What’s the logic to such obfuscation?
“The logic of that is in America, you’re never allowed to say what you’re saying,” Sterling says. “Everything has to be allegory and allusion. It’s how we get to be racist without really being racist, if you want to look at it. ‘I’m not saying the N-word, therefore I am not racist.’
“Americans never say what they mean.”
Until you mess with “A Charlie Brown Christmas.” Last month, the subscription internet service Apple + bought all of the “Peanuts” specials. “A Charlie Brown Thanksgiving.” “It’s the Great Pumpkin, Charlie Brown.” The second season of the Snoopy in Space series, plus new specials for Mother’s Day, Earth Day, New Year’s Eve and going back to school.

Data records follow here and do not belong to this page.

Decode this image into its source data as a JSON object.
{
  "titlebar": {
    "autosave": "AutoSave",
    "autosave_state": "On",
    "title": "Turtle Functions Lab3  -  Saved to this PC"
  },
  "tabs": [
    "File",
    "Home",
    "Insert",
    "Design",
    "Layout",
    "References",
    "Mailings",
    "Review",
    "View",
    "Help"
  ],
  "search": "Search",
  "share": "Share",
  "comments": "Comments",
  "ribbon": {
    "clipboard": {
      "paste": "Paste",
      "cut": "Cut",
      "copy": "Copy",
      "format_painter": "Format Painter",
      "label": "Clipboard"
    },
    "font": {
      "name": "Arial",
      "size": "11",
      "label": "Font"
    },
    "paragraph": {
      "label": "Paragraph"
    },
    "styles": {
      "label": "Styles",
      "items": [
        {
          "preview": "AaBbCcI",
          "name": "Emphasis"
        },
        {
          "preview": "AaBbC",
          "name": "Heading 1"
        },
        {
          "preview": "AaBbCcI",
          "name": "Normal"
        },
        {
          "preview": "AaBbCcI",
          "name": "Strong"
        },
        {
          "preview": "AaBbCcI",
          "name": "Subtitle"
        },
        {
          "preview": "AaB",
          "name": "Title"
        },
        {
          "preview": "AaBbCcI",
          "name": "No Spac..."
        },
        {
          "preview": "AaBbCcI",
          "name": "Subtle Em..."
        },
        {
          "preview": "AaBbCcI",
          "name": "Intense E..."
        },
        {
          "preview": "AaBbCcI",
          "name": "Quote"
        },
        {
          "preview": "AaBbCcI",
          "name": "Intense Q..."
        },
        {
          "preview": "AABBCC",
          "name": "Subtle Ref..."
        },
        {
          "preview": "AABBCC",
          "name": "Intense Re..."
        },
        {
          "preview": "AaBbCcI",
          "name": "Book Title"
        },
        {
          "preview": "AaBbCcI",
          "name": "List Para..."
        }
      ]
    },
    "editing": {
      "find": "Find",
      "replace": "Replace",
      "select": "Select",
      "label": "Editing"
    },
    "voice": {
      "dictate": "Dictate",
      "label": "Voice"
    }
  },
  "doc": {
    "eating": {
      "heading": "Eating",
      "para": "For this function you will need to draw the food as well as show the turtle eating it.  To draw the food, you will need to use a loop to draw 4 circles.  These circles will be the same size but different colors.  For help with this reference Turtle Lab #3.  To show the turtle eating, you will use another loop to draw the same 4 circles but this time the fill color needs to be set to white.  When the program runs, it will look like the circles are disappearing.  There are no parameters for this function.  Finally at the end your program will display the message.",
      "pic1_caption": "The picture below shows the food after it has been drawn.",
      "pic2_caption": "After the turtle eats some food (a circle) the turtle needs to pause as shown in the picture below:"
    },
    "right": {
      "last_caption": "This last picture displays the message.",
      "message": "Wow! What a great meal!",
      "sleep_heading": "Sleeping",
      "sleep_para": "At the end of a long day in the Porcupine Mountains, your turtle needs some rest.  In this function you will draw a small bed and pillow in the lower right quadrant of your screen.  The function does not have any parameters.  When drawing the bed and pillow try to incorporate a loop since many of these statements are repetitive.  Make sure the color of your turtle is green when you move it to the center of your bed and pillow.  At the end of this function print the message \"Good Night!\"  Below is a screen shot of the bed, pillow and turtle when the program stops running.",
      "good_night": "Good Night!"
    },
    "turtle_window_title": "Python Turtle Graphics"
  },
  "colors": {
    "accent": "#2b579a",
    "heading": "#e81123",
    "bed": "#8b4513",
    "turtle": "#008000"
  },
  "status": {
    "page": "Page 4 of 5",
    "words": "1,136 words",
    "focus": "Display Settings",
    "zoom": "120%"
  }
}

It was a corporate takeover that fans of “A Charlie Brown Christmas” could not endure. So to placate the pitchfork-waving mob that gathered in anger over having had this family tradition seized from them by executive fiat, from Dec. 11 through Dec. 13, Apple + will stream “A Charlie Brown Christmas.” And to further placate the pitchfork-waving mob, PBS will show “A Charlie Brown Christmas” at 7:30 p.m. Dec. 13. And both the Apple + stream and the PBS broadcast will be free, as “A Charlie Brown Christmas” has always been. For a half-hour, corporate Christmas will have been defeated.
So we can all gather ’round the giant flat screen to see that sad little Christmas tree that Charlie Brown brings home, the tree that can barely hold a single ornament.
And then, we return to our regularly scheduled consumerism. “You can now buy that tree,” Sterling says, “for $9.99 on Amazon.”